Software Defined WAN

The software-defined wide-area network (SD-WAN or SDWAN) is a specific application of softwaredefined networking (SDN) technology applied to WAN connections, which are used to connect enterprise networks – including branch offices and data centers – over large geographic distances.

Software-Defined Networking (SDN) is an architecture approach that separates the control plane from the data plane within network devices, such as switches and routers. In traditional networking, these planes are tightly integrated, meaning that the device itself controls both the forwarding of traffic (data plane) and the decision-making processes (control plane) related to how traffic should be handled.

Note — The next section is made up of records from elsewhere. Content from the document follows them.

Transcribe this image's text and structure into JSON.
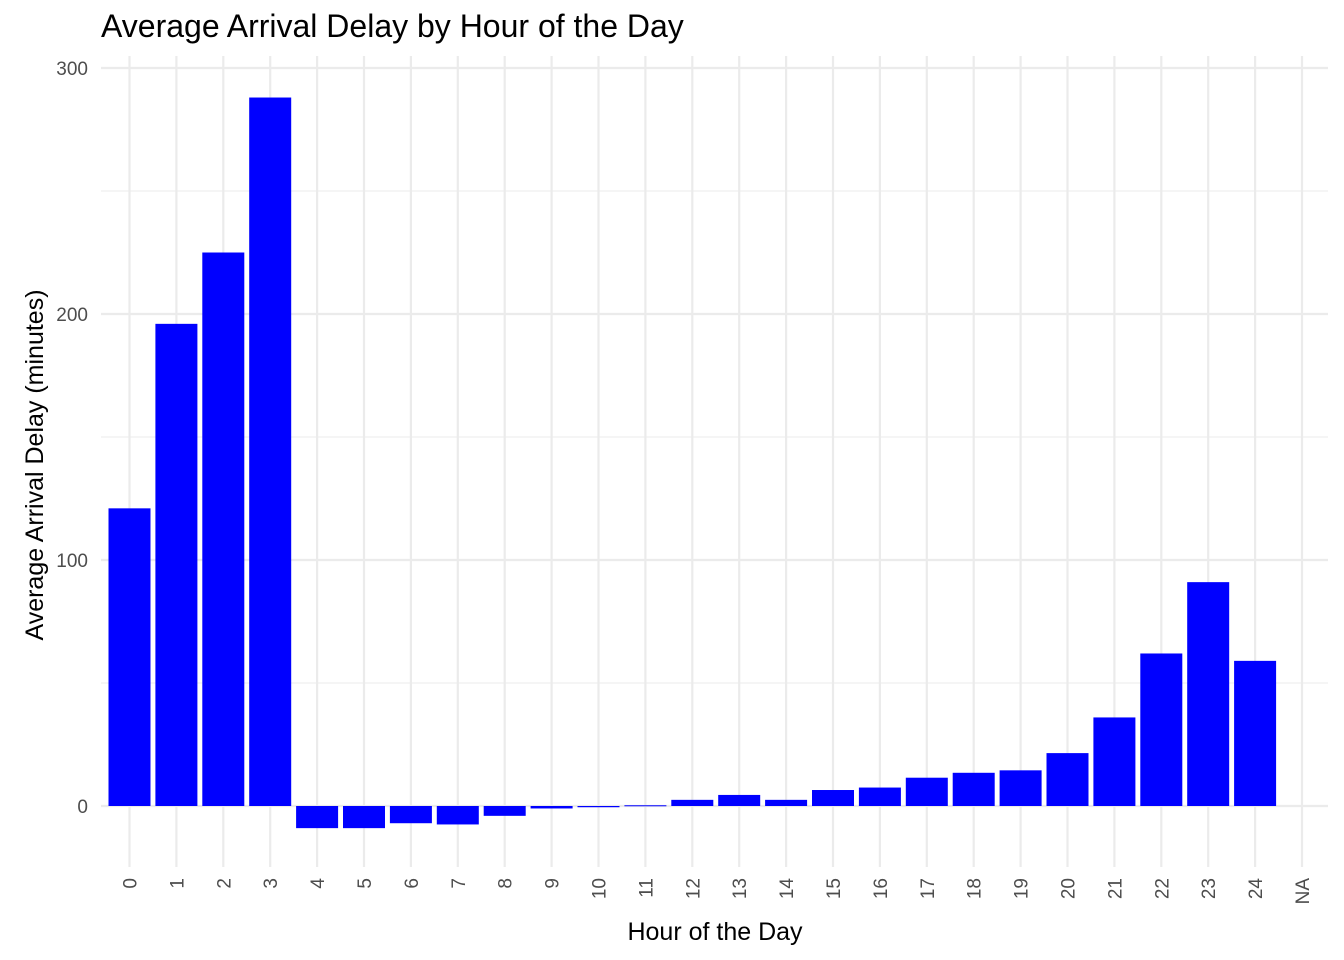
{
  "chart_data": {
    "type": "bar",
    "title": "Average Arrival Delay by Hour of the Day",
    "xlabel": "Hour of the Day",
    "ylabel": "Average Arrival Delay (minutes)",
    "categories": [
      "0",
      "1",
      "2",
      "3",
      "4",
      "5",
      "6",
      "7",
      "8",
      "9",
      "10",
      "11",
      "12",
      "13",
      "14",
      "15",
      "16",
      "17",
      "18",
      "19",
      "20",
      "21",
      "22",
      "23",
      "24",
      "NA"
    ],
    "values": [
      121,
      196,
      225,
      288,
      -9,
      -9,
      -7,
      -7.5,
      -4,
      -1,
      -0.5,
      0.3,
      2.5,
      4.5,
      2.5,
      6.5,
      7.5,
      11.5,
      13.5,
      14.5,
      21.5,
      36,
      62,
      91,
      59,
      null
    ],
    "yticks": [
      0,
      100,
      200,
      300
    ],
    "ylim": [
      -25.5,
      300
    ],
    "grid": true,
    "bar_color": "#0000FF",
    "grid_color": "#EBEBEB"
  }
}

In contrast, SDN decouples these functions and centralizes control over the network, allowing administrators to manage network behavior through software-based controllers. Key components and concepts of SDN include:

• Controller: The SDN controller is the central component of the architecture. It provides a centralized point of control for the network and communicates with network devices using standardized protocols, such as OpenFlow. The controller receives network-wide information and policies from applications or administrators and translates them into specific instructions for individual network devices.
• Southbound Interface: This interface connects the SDN controller to network devices, allowing the controller to communicate with switches, routers, and other networking hardware. Protocols like OpenFlow are commonly used to facilitate communication between the controller and network devices.
• Northbound Interface: The northbound interface enables communication between the SDN controller and higher-level network management applications or orchestration systems. This interface allows administrators to define network policies, set configuration parameters, and monitor network performance using APIs or other interfaces exposed by the controller.
• Data Plane Devices: These are the network devices responsible for forwarding traffic within the network. In an SDN architecture, data plane devices (e.g., switches, routers) receive instructions from the SDN controller regarding how to handle incoming packets. The devices implement these instructions by forwarding traffic according to the defined policies and rules.
• Network Applications: SDN enables the development and deployment of network applications that leverage the centralized control provided by the controller. These applications can implement various network services, such as traffic engineering, load balancing, security, and quality of service (QoS), by programming the behavior of the network devices through the controller.

Benefits of SDN include:

• Centralized Management: SDN provides a centralized view and control of the network, simplifying network management tasks and enabling consistent policy enforcement across the entire infrastructure.
• Flexibility and Programmability: SDN allows administrators to dynamically adjust network behavior and policies through software-based controllers, making it easier to adapt to changing requirements and optimize network performance.
• Automation: SDN enables automation of network configuration, provisioning, and management tasks, reducing manual overhead and improving operational efficiency.
• Scalability: SDN architectures are inherently scalable, allowing organizations to scale their networks more easily and efficiently by adding or removing network devices as needed.

Overall, SDN represents a significant evolution in networking technology, offering greater flexibility, scalability, and control over network infrastructure through software-defined approaches to network management and operation.